On October 12, the Board of Governors of the Federal Reserve System (the Federal Reserve) issued an order to a financial holding company (FHC) determining that the FHC’s acquisition, management and operation of defined benefit pension plans in the United Kingdom established and maintained by unaffiliated third-parties was permissible (with certain restrictions) under Section 4(k) of the Bank Holding Company Act of 1956, as amended, because such activity is “financial in nature.”

The activity proposed by the FHC was broader than pension plan activities currently permitted to FHCs and involved the acquisition of pension plans that were “hard-frozen” (e.g., no additional beneficiaries could be added to the plan and existing beneficiaries could not accrue additional benefits under the plan) and were and fully funded by the selling sponsor based upon the plan’s assets and projected liabilities (using appropriate actuarial assumptions).

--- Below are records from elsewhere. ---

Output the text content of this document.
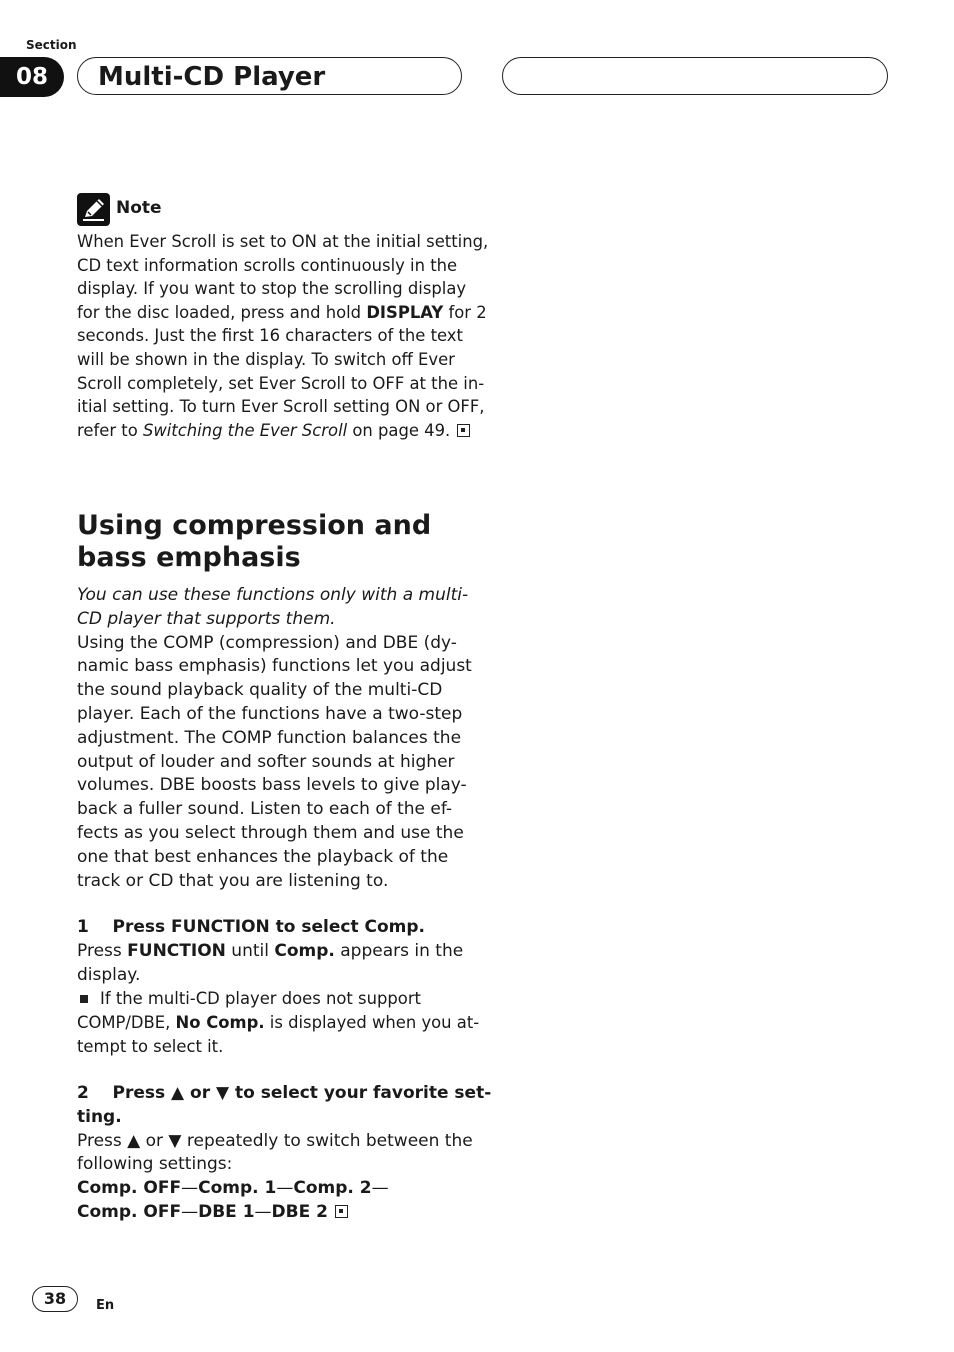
Section
08	Multi-CD Player
Note
When Ever Scroll is set to ON at the initial setting,
CD text information scrolls continuously in the
display. If you want to stop the scrolling display
for the disc loaded, press and hold DISPLAY for 2
seconds. Just the first 16 characters of the text
will be shown in the display. To switch off Ever
Scroll completely, set Ever Scroll to OFF at the in-
itial setting. To turn Ever Scroll setting ON or OFF,
refer to Switching the Ever Scroll on page 49.
Using compression and
bass emphasis
You can use these functions only with a multi-
CD player that supports them.
Using the COMP (compression) and DBE (dy-
namic bass emphasis) functions let you adjust
the sound playback quality of the multi-CD
player. Each of the functions have a two-step
adjustment. The COMP function balances the
output of louder and softer sounds at higher
volumes. DBE boosts bass levels to give play-
back a fuller sound. Listen to each of the ef-
fects as you select through them and use the
one that best enhances the playback of the
track or CD that you are listening to.
1    Press FUNCTION to select Comp.
Press FUNCTION until Comp. appears in the
display.
If the multi-CD player does not support
COMP/DBE, No Comp. is displayed when you at-
tempt to select it.
2    Press ▲ or ▼ to select your favorite set-
ting.
Press ▲ or ▼ repeatedly to switch between the
following settings:
Comp. OFF—Comp. 1—Comp. 2—
Comp. OFF—DBE 1—DBE 2
38	En
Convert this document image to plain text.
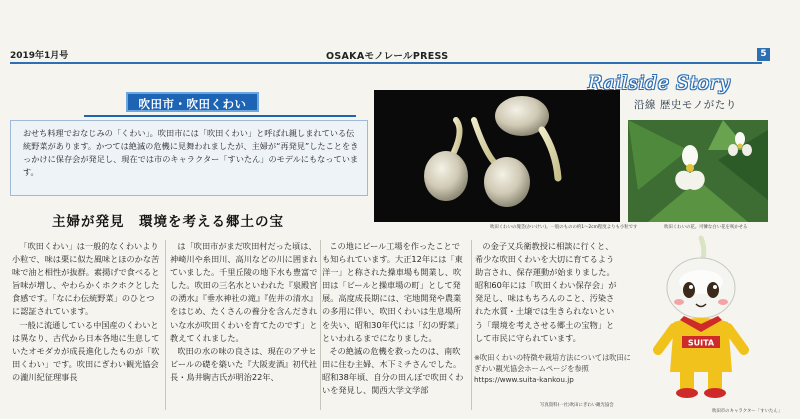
2019年1月号	OSAKAモノレールPRESS	5
吹田市・吹田くわい
おせち料理でおなじみの「くわい」。吹田市には「吹田くわい」と呼ばれ親しまれている伝統野菜があります。かつては絶滅の危機に見舞われましたが、主婦が“再発見”したことをきっかけに保存会が発足し、現在では市のキャラクター「すいたん」のモデルにもなっています。
主婦が発見　環境を考える郷土の宝

「吹田くわい」は一般的なくわいより小粒で、味は栗に似た風味とほのかな苦味で油と相性が抜群。素揚げで食べると旨味が増し、やわらかくホクホクとした食感です。「なにわ伝統野菜」のひとつに認証されています。

一般に流通している中国産のくわいとは異なり、古代から日本各地に生息していたオモダカが成長進化したものが「吹田くわい」です。吹田にぎわい観光協会の瀧川紀征理事長

は「吹田市がまだ吹田村だった頃は、神崎川や糸田川、高川などの川に囲まれていました。千里丘陵の地下水も豊富でした。吹田の三名水といわれた『泉殿宮の湧水』『垂水神社の滝』『佐井の清水』をはじめ、たくさんの養分を含んだきれいな水が吹田くわいを育てたのです」と教えてくれました。

吹田の水の味の良さは、現在のアサヒビールの礎を築いた『大阪麦酒』初代社長・鳥井駒吉氏が明治22年、

この地にビール工場を作ったことでも知られています。大正12年には「東洋一」と称された操車場も開業し、吹田は「ビールと操車場の町」として発展。高度成長期には、宅地開発や農業の多用に伴い、吹田くわいは生息場所を失い、昭和30年代には「幻の野菜」といわれるまでになりました。

その絶滅の危機を救ったのは、南吹田に住む主婦、木下ミチさんでした。昭和38年頃、自分の田んぼで吹田くわいを発見し、関西大学文学部

の金子又兵衛教授に相談に行くと、希少な吹田くわいを大切に育てるよう助言され、保存運動が始まりました。昭和60年には「吹田くわい保存会」が発足し、味はもちろんのこと、汚染された水質・土壌では生きられないという「環境を考えさせる郷土の宝物」として市民に守られています。

※吹田くわいの特徴や栽培方法については吹田にぎわい観光協会ホームページを参照
https://www.suita-kankou.jp
写真資料(一社)吹田にぎわい観光協会
吹田くわいの塊茎(かいけい)。一般のものの約1〜2cm程度よりも小粒です
Railside Story
沿線 歴史モノがたり
吹田くわいの花。可憐な白い花を咲かせる
SUITA
吹田市のキャラクター「すいたん」
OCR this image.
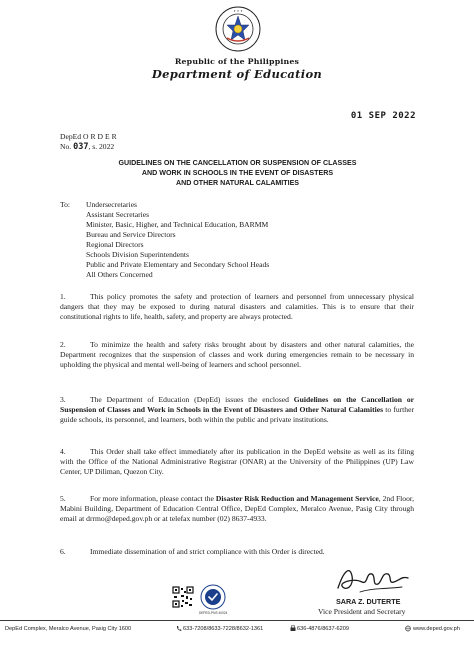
✦ ✦ ✦
Republic of the Philippines
Department of Education
01 SEP 2022
DepEd ORDER
No. 037, s. 2022
GUIDELINES ON THE CANCELLATION OR SUSPENSION OF CLASSES
AND WORK IN SCHOOLS IN THE EVENT OF DISASTERS
AND OTHER NATURAL CALAMITIES
To: Undersecretaries
Assistant Secretaries
Minister, Basic, Higher, and Technical Education, BARMM
Bureau and Service Directors
Regional Directors
Schools Division Superintendents
Public and Private Elementary and Secondary School Heads
All Others Concerned
1.	This policy promotes the safety and protection of learners and personnel from unnecessary physical dangers that they may be exposed to during natural disasters and calamities. This is to ensure that their constitutional rights to life, health, safety, and property are always protected.
2.	To minimize the health and safety risks brought about by disasters and other natural calamities, the Department recognizes that the suspension of classes and work during emergencies remain to be necessary in upholding the physical and mental well-being of learners and school personnel.
3.	The Department of Education (DepEd) issues the enclosed Guidelines on the Cancellation or Suspension of Classes and Work in Schools in the Event of Disasters and Other Natural Calamities to further guide schools, its personnel, and learners, both within the public and private institutions.
4.	This Order shall take effect immediately after its publication in the DepEd website as well as its filing with the Office of the National Administrative Registrar (ONAR) at the University of the Philippines (UP) Law Center, UP Diliman, Quezon City.
5.	For more information, please contact the Disaster Risk Reduction and Management Service, 2nd Floor, Mabini Building, Department of Education Central Office, DepEd Complex, Meralco Avenue, Pasig City through email at drrmo@deped.gov.ph or at telefax number (02) 8637-4933.
6.	Immediate dissemination of and strict compliance with this Order is directed.
SARA Z. DUTERTE
Vice President and Secretary
DEPED-PNS 40024
DepEd Complex, Meralco Avenue, Pasig City 1600	633-7208/8633-7228/8632-1361	636-4876/8637-6209	www.deped.gov.ph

In reaching its determination, the Federal Reserve found that the proposed activity, at its core, involves “the types of investment advisory and investment management skills that are routinely exercised by banking organizations and the types of operational and investment risks that banking organizations routinely incur and manage.” In furtherance of its determination, the Federal Reserve also noted that the FHC could perform such activities with respect to the pension funds because it would assume “essentially the same financial obligations and risks through the acquisition of a third-party U.K. pension plan as an insurance company performs and assumes in connection with the issuance of fixed annuities,” thus making such activities financial in nature.

Notably, in order to find that the activity was permissible, the Federal Reserve was required to notify the Secretary of the US Treasury. The Secretary concurred with the Federal Reserve’s determination and analysis of the activity.